Wii R price discriminators

In my thus far futile search for my niece & nephew’s Wii console to deliver by December 24, I found the Wii Tracker website. It’s a website that offers links to places that sell Wii consoles.

They link to a Mercury News interview (excerpted on a blog) in which Reggie Fils-Aime, the president of Nintendo of America, explains the sales frenzy:

Q: The Wii console has been a big hit to date, with you guys having a difficult time meeting demand. This is going to be a bad Christmas for folks still wanting to buy one, isn't it?

A: We have been sold out worldwide since we launched. . . . Every time we put more into the marketplace, we sell more, which says that we are not even close to understanding where the threshold is between supply and demand.

Q: What is it about your manufacturing system that doesn't allow you to catch up with demand?

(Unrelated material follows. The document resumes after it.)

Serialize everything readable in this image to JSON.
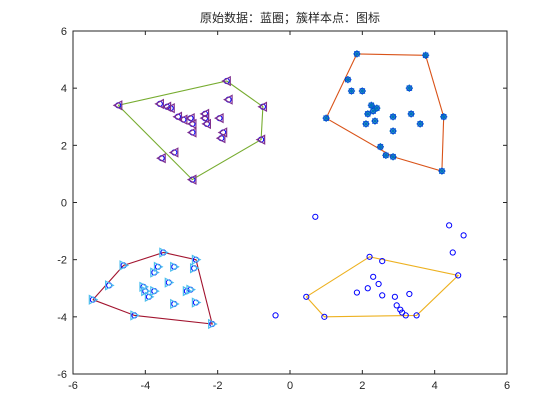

A: The issue is not a lack of production. The issue is we went in with a curve that was aggressive, but the demand has been substantially more than that. And the ability to ramp up production and to sustain it is not a switch that you flick on. We're working very hard to make sure that consumers are satisfied this holiday, but I can't guarantee that we're going to meet demand. As a matter of fact, I can tell you on the record we won't.
Given this supply constraint, Wii Tracker makes Nintendo’s strategy quite clear: it’s quite easy to buy a Wii today, as long as you’re willing to pay $500-$600 for a “bundle” rather than $250 for just the base console. Increasingly, parents are paying twice what they were willing to pay in order to have the “must have” game in time for Christmas.

If course, this is exactly the sort of price discrimination (versioning) that Hal Varian advocates in Information Rules: charge more money to those who are willing to pay more, less to those who are not, and keep the two groups separate. So those who want to buy a Whttp://www.blogger.com/img/gl.link.gifii for junior's birthday in February will do fine, but those who want to be a hero on Christmas morning are hosed. That's me: in fact, my niece and nephew have birthdays in December, so I can't even try the wait-until-February ploy.

Update 12:45 p.m.: This morning’s WSJ says the Wii shortage is caused by 2007 sales exceeding Nintendo’s forecasts by 25%, by extremely conservative supply chain management, and by huge lags in ramping up production because it is 100% outsourced. Upon further investigation, I also found that the profiteering is not (directly) due to Nintendo, but its dealers.

1 comment:

Mac G said...

I am in the same boat for the WII as you are. I have was able to get on Sears today following the WII tracker and was shut out in minutes.

Great Blog and I would love to hear your take on 2 year cell phone contracts. I HATE them.

I want an IPhone but ATT&T has the worst service ever.

I am holding out hope for the Gphone.